CP - Falando do território, como está o levantamento de cadastro das propriedades, não só do Estado como de particulares?
PSR - O problema não é o levantamento das áreas em si, mas sim as questões jurídicas associadas à posse da terra. Não basta chamar os proprietários, identificar as propriedades e fazer o levantamento das áreas. O que acontece é que muitas vezes os proprietários já não conhecem os limites dos seus terrenos e isso obriga a juntar todos os vizinhos para se definirem os limites reais, e isso não é fácil. Se o cadastro for efectuado sem ter isso em conta, os tribunais vão se encher de processos relacionados com as questões cadastrais, que atrasará o processo durante muitos mais anos. Quando se fala em fazer o cadastro, esta é a principal dificuldade. O principal desafio, hoje, está em arranjar uma metodologia simples que permita juntar toda a informação existente e encaminhá-la para um processo legal de decisão rápida.
CP - Em relação aos incêndios, o que tem falhado: a prevenção ou a falta de meios no combate?

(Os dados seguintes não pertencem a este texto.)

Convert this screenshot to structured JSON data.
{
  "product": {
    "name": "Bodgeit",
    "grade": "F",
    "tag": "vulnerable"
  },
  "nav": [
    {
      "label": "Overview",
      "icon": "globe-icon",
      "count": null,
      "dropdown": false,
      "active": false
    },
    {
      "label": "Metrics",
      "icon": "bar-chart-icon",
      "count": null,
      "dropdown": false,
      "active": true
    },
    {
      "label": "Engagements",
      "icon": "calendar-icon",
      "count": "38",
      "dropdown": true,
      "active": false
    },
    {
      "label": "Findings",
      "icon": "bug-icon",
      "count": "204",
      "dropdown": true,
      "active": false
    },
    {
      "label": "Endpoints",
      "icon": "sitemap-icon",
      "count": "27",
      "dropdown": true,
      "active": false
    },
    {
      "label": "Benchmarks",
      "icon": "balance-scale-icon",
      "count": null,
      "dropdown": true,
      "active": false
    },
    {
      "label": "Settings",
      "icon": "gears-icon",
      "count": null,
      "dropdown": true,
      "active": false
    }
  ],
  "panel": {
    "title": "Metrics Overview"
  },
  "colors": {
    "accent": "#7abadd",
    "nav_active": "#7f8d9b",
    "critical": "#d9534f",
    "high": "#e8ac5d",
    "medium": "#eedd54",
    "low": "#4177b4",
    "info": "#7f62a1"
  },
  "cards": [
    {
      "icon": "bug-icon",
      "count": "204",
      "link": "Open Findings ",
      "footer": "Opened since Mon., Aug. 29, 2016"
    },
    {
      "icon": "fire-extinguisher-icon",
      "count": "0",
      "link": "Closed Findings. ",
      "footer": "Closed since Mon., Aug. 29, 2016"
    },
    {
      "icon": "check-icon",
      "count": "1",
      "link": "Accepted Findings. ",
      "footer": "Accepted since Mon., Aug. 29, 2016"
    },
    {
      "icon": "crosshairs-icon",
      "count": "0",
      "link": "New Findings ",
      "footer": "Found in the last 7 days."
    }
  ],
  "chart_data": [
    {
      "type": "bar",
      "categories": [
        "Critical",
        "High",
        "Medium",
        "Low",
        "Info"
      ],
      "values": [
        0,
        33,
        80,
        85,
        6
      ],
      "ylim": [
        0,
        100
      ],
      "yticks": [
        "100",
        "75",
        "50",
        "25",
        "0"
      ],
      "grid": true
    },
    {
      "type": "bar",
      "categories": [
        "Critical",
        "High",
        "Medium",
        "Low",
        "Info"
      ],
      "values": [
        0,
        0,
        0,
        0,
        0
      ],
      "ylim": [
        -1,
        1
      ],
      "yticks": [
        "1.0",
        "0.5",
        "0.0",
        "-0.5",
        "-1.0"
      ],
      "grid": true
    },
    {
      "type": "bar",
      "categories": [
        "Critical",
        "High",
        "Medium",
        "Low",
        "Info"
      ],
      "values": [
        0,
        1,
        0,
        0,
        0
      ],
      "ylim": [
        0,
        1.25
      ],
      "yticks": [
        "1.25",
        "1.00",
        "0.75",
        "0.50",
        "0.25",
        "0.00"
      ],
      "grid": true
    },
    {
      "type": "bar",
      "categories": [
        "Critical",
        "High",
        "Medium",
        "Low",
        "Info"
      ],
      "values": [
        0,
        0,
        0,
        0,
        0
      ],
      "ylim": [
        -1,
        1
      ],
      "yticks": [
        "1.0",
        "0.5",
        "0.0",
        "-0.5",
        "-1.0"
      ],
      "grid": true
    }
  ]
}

PSR - Um dos problemas é a ausência de população nas zonas florestais. Antigamente, a população que vivia junto à floresta em conjunto com os guardas florestais faziam uma vigilância continua. Com o abandono das zonas florestais o problema adensou-se. Apesar disso a situação melhorou muito com a intervenção da GNR, porque é uma entidade respeitada e tem uma actuação local mais vincada. Há obviamente um desaproveitamento de meios. Não se compreende porque é que a prevenção e o combate aos incêndios são efectuados sem a ajuda das empresas florestais, que é quem melhor conhece a floresta, localmente. Por outro lado, as empresas florestais possuem meios, como as buldozzers ou as motosserras que podem ajudar no combate aos incêndios florestais mas são muito pouco utilizadas em Portugal. Não vemos esse tipo de estratégia, de aproveitamento dos recursos existentes.
CP - Qual é o grau de responsabilidade do Estado?
PSR - O Estado tem de assumir um papel de liderança na conciliação de vontades que vão desde a prevenção até à recuperação das áreas queimadas. O que se pede é que junte os diferentes agentes do sector e que procure organizar os interesses em torno de um objectivo comum, a preservação da floresta.